We started preproduction in Brisbane working out of the old Peters Ice Cream Factory in West End, a marvelous old industrial site that provided rehearsal areas, production office space, art department studios and we even shot some pick up scenes there after one location was pulled down before we finished shooting! (now there's a challenge for the art department!)
The shoot lasted five weeks, most of which was spent in the home of a Brisbane housepainter and his wife who rather too casually perhaps, agreed to move to a hotel for the duration of our shoot. Coincidentally our DOP had lived in the same house when he was a uni student in Brisbane some fifteen years earlier. Davida painted the walls of the 'blue room' herself, one lunchtime during the shoot. She couldn't bear for anyone else to do it!

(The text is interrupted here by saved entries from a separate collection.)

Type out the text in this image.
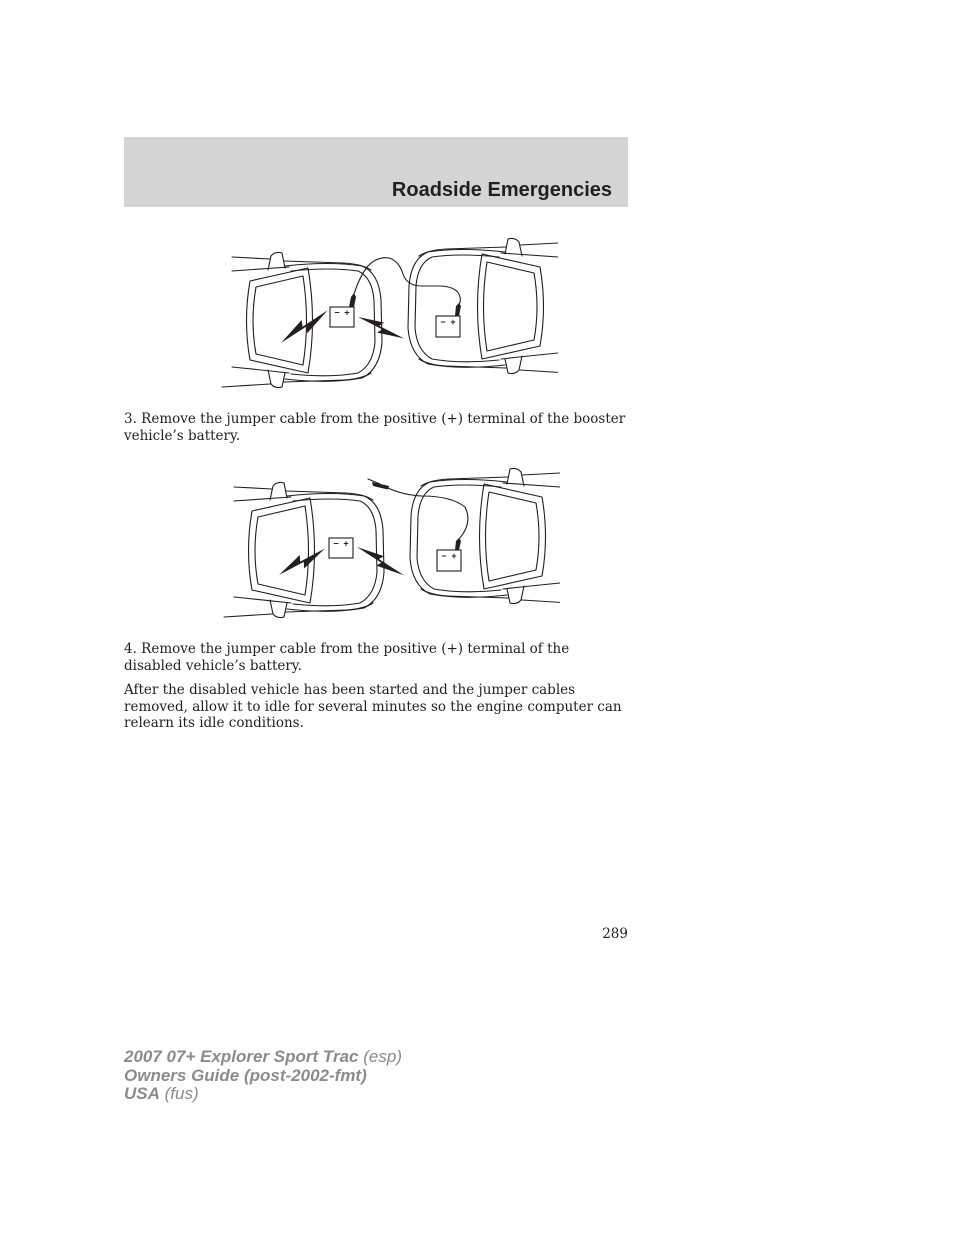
Roadside Emergencies
− +
− +
3. Remove the jumper cable from the positive (+) terminal of the booster
vehicle’s battery.
− +
− +
4. Remove the jumper cable from the positive (+) terminal of the
disabled vehicle’s battery.
After the disabled vehicle has been started and the jumper cables
removed, allow it to idle for several minutes so the engine computer can
relearn its idle conditions.
289
2007 07+ Explorer Sport Trac (esp)
Owners Guide (post-2002-fmt)
USA (fus)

And in the tradition of all low budget movies, Davida's daughters, brother in law and friends helped out as extras in the film, the voices of the Producer, the Executive Producer and Associate Producer can all be heard on the soundtrack and the sexy Art School student, John Donatiu, was 'discovered' working in Le Scoops ice cream parlour by the Third Assistant Director!
We used twin babies and toddlers to play the parts of Vicki's children in the film.
W.C. Fields was right, and I think it was with a measure of relief that Davida has decided that her next film will be about living with teenagers. They will at least take directions sometimes and you don't have to stop to breastfeed them in the middle of a shot!
Postproduction happened in Sydney with the first release print coming out of the lab on January 15 1998.